Originally, I set all audio to be normalized based on setting the peak sample to -3db via Audacity. This turned out to be not quite optimal, as the amount of voice profiles is very broad. With peak sample normalization bright and dark voices did not end up playing back at the same loudness, since it does not account for human hearing being more sensitive to some frequencies compared others. I batch-reencoded every audio file to be normalized to -15LUFS loudness instead (Conversion workflow explained here), the more modern approach. Although the difference was subtle, the dialogue sounded a bit more balanced from card to card after that.

It would be optimal to have no music mixed in with the dialog for the sake of cleaner dialog sound during card reviews. However, the music is so incredibly good, that it would have not been even half as enjoyable to go through the game without the music. So often background music plays with the cards. Worst offender being Liyue Harbor’s background track, which manages to drown out dialog during its crescendo.

The actual workflow #

When I did not recognize a word, I would tab out of the game, select the rectangle in Game2Text to get the transcript. I would then use YomiChan to aid me in understanding the sentence. When the “logs” screen of Game2Text properly recognized the phrase in question, I would then use it to create the card. When not, I would use YomiChan and manually post the screenshot. Also, I screenshot YomiChan’s PitchAccent display and paste it into the reading field. Finally, I would tab into audacity, select the needed passage, press the hotkey to export the sound as an mp3 into a folder I had open and Drag&Drop to the current Anki card.
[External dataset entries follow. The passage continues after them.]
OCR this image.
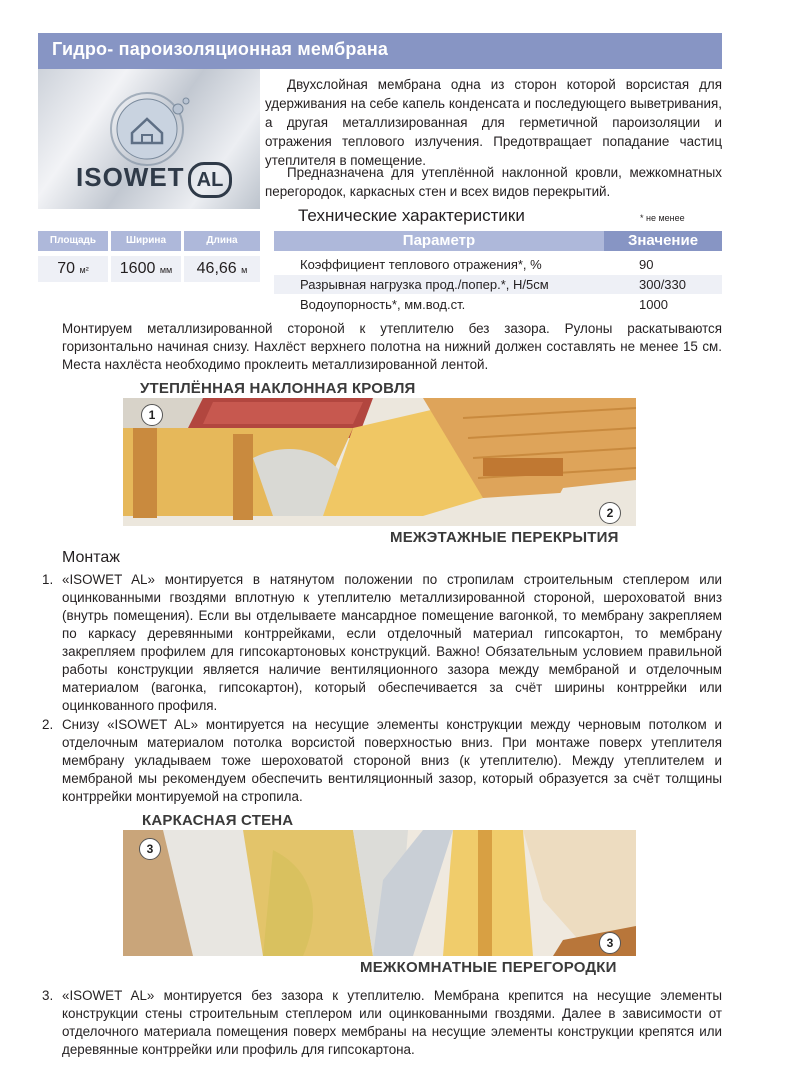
Гидро- пароизоляционная мембрана
ISOWET AL

Двухслойная мембрана одна из сторон которой ворсистая для удерживания на себе капель конденсата и последующего выветривания, а другая металлизированная для герметичной пароизоляции и отражения теплового излучения. Предотвращает попадание частиц утеплителя в помещение.

Предназначена для утеплённой наклонной кровли, межкомнатных перегородок, каркасных стен и всех видов перекрытий.

Площадь	Ширина	Длина
70 м²	1600 мм	46,66 м
Технические характеристики	* не менее
Параметр	Значение
Коэффициент теплового отражения*, %	90
Разрывная нагрузка прод./попер.*, Н/5см	300/330
Водоупорность*, мм.вод.ст.	1000

Монтируем металлизированной стороной к утеплителю без зазора. Рулоны раскатываются горизонтально начиная снизу. Нахлёст верхнего полотна на нижний должен составлять не менее 15 см. Места нахлёста необходимо проклеить металлизированной лентой.

УТЕПЛЁННАЯ НАКЛОННАЯ КРОВЛЯ
1
2
МЕЖЭТАЖНЫЕ ПЕРЕКРЫТИЯ
Монтаж
1. «ISOWET AL» монтируется в натянутом положении по стропилам строительным степлером или оцинкованными гвоздями вплотную к утеплителю металлизированной стороной, шероховатой вниз (внутрь помещения). Если вы отделываете мансардное помещение вагонкой, то мембрану закрепляем по каркасу деревянными контррейками, если отделочный материал гипсокартон, то мембрану закрепляем профилем для гипсокартоновых конструкций. Важно! Обязательным условием правильной работы конструкции является наличие вентиляционного зазора между мембраной и отделочным материалом (вагонка, гипсокартон), который обеспечивается за счёт ширины контррейки или оцинкованного профиля.

2. Снизу «ISOWET AL» монтируется на несущие элементы конструкции между черновым потолком и отделочным материалом потолка ворсистой поверхностью вниз. При монтаже поверх утеплителя мембрану укладываем тоже шероховатой стороной вниз (к утеплителю). Между утеплителем и мембраной мы рекомендуем обеспечить вентиляционный зазор, который образуется за счёт толщины контррейки монтируемой на стропила.

КАРКАСНАЯ СТЕНА
3
3
МЕЖКОМНАТНЫЕ ПЕРЕГОРОДКИ
3. «ISOWET AL» монтируется без зазора к утеплителю. Мембрана крепится на несущие элементы конструкции стены строительным степлером или оцинкованными гвоздями. Далее в зависимости от отделочного материала помещения поверх мембраны на несущие элементы конструкции крепятся или деревянные контррейки или профиль для гипсокартона.
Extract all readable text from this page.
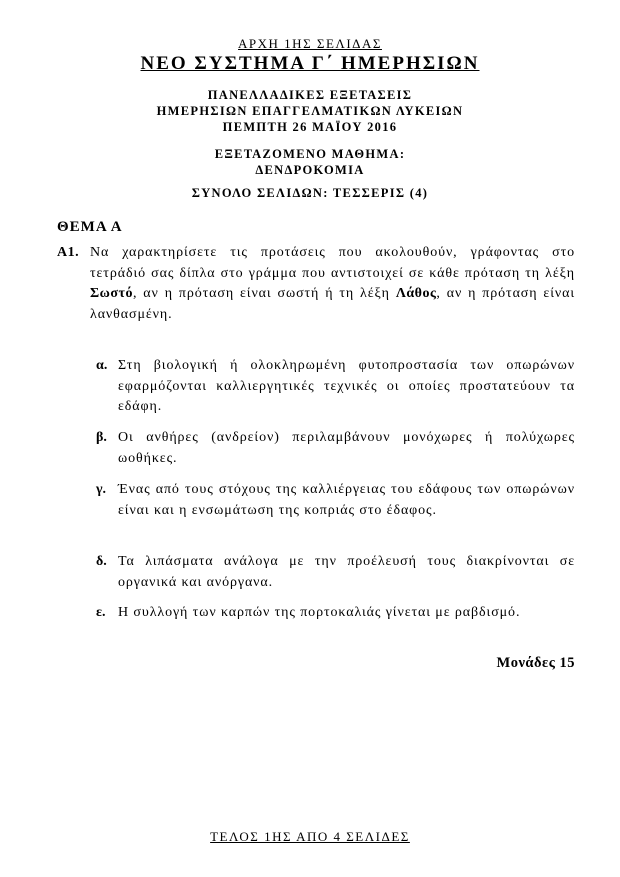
ΑΡΧΗ 1ΗΣ ΣΕΛΙΔΑΣ
ΝΕΟ ΣΥΣΤΗΜΑ Γ΄ ΗΜΕΡΗΣΙΩΝ
ΠΑΝΕΛΛΑΔΙΚΕΣ ΕΞΕΤΑΣΕΙΣ
ΗΜΕΡΗΣΙΩΝ ΕΠΑΓΓΕΛΜΑΤΙΚΩΝ ΛΥΚΕΙΩΝ
ΠΕΜΠΤΗ 26 ΜΑΪΟΥ 2016
ΕΞΕΤΑΖΟΜΕΝΟ ΜΑΘΗΜΑ:
ΔΕΝΔΡΟΚΟΜΙΑ
ΣΥΝΟΛΟ ΣΕΛΙΔΩΝ: ΤΕΣΣΕΡΙΣ (4)
ΘΕΜΑ Α
Α1. Να χαρακτηρίσετε τις προτάσεις που ακολουθούν, γράφοντας στο τετράδιό σας δίπλα στο γράμμα που αντιστοιχεί σε κάθε πρόταση τη λέξη Σωστό, αν η πρόταση είναι σωστή ή τη λέξη Λάθος, αν η πρόταση είναι λανθασμένη.
α. Στη βιολογική ή ολοκληρωμένη φυτοπροστασία των οπωρώνων εφαρμόζονται καλλιεργητικές τεχνικές οι οποίες προστατεύουν τα εδάφη.
β. Οι ανθήρες (ανδρείον) περιλαμβάνουν μονόχωρες ή πολύχωρες ωοθήκες.
γ. Ένας από τους στόχους της καλλιέργειας του εδάφους των οπωρώνων είναι και η ενσωμάτωση της κοπριάς στο έδαφος.
δ. Τα λιπάσματα ανάλογα με την προέλευσή τους διακρίνονται σε οργανικά και ανόργανα.
ε. Η συλλογή των καρπών της πορτοκαλιάς γίνεται με ραβδισμό.
Μονάδες 15
ΤΕΛΟΣ 1ΗΣ ΑΠΟ 4 ΣΕΛΙΔΕΣ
Sometimes there was no dictionary sound reading in the Game2Text log screen, but in YomiChan - or vice-versa. In that case I would play the dictionary sound from the other source, let Audacity capture it and again export that sound passage. (Technically you can get the sound file directly or by creating a duplicate card, but that was too much of a hassle) Finally, if none of the two sources had a dictionary reading, I would manually check the JapanesePod101 dictionary, which surprisingly has a ton of obscure vocab readings as sound files. Just make sure to un-tick ‘most common 20.000 words’, tick ‘Include vulgar words’ and switch the mode from ‘ls’ to ‘Starts with’ to find more complex phrases.

This concludes my little write-up about the Genshin Impact part of my Anki mining deck.